Want to turn a healthy child into a depressed and overweight youngster? Easy. Expose him to commercials. That’s the conclusion of a growing body of research, according to psychologist Yosef Brody, writing in the November 2010 issue of Z Magazine.

American children are increasingly the targets of commercial media: In this country, Z reports, “expenditures on marketing to children skyrocketed from $2 billion in 1999 to $15 billion in 2004.” And marketers aren’t just hawking breakfast cereal and video games. Adult purchases of big-ticket items like cars and vacations increasingly are influenced by children’s desires.

Brody cites the research of Juliet Schor, a professor of sociology at Boston College and the author of Born to Buy: The Commercialized Child and the New Consumer Culture. Schor discovered that as healthy children are exposed to commercial media messages, their mental health declines, while emotionally disturbed children who are weaned from a commercial diet generally enjoy an improved outlook.

This is hardly breaking news, of course. In 2006 the journal of the American Academy of Pediatrics published a policy statement denouncing advertising aimed at youth, citing its contribution to obesity, poor nutrition, and cigarette and alcohol use. And it’s long been established that children under the age of 6 simply can’t distinguish between advertising and other forms of media.
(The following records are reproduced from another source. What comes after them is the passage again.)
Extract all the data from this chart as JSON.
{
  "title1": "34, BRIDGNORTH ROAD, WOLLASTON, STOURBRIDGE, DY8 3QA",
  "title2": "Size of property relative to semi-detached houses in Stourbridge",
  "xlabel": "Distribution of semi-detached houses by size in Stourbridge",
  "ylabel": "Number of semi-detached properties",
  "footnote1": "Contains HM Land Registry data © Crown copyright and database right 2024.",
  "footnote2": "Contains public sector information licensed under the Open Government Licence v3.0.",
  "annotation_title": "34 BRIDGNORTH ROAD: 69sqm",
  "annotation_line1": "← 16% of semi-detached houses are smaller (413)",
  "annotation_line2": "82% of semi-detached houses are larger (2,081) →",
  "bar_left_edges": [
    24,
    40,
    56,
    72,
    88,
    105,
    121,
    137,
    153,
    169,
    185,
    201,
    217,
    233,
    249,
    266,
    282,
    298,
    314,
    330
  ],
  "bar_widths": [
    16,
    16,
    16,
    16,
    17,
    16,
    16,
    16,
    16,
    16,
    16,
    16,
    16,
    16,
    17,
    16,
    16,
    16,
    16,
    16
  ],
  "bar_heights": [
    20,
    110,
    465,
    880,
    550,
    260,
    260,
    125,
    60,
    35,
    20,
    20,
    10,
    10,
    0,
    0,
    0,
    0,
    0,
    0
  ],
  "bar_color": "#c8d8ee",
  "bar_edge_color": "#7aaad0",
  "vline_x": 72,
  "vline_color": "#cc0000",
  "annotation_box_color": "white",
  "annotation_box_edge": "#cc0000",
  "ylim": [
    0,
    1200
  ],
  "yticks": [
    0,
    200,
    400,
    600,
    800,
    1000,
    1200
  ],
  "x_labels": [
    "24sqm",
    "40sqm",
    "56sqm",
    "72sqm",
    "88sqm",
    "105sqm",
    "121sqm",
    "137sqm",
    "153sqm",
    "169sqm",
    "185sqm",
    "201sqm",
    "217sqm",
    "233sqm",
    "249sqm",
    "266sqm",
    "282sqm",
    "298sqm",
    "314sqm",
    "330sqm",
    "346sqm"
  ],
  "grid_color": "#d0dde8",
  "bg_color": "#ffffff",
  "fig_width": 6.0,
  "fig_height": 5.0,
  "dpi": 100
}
As far back as the 1970s, according to the academy report, the U.S. Federal Trade Commission deemed it “unfair and deceptive” to advertise to these age groups.

Such data already have resulted in media regulation in Sweden, which bans all television advertising aimed at children under 12, and other countries. The United States lags far behind in protecting its kids from harmful media. In 1990 Congress limited the number of minutes that can be devoted to television commercials to 12 per hour on weekdays and 10.5 on weekends.

According to Brody, limited regulation isn’t nearly enough–especially when new media like the Internet are taken into consideration. Given the alarming decline in mental and physical health among children in the United States, Brody writes, parents should be lobbying for stricter regulation and improved media literacy campaigns in schools.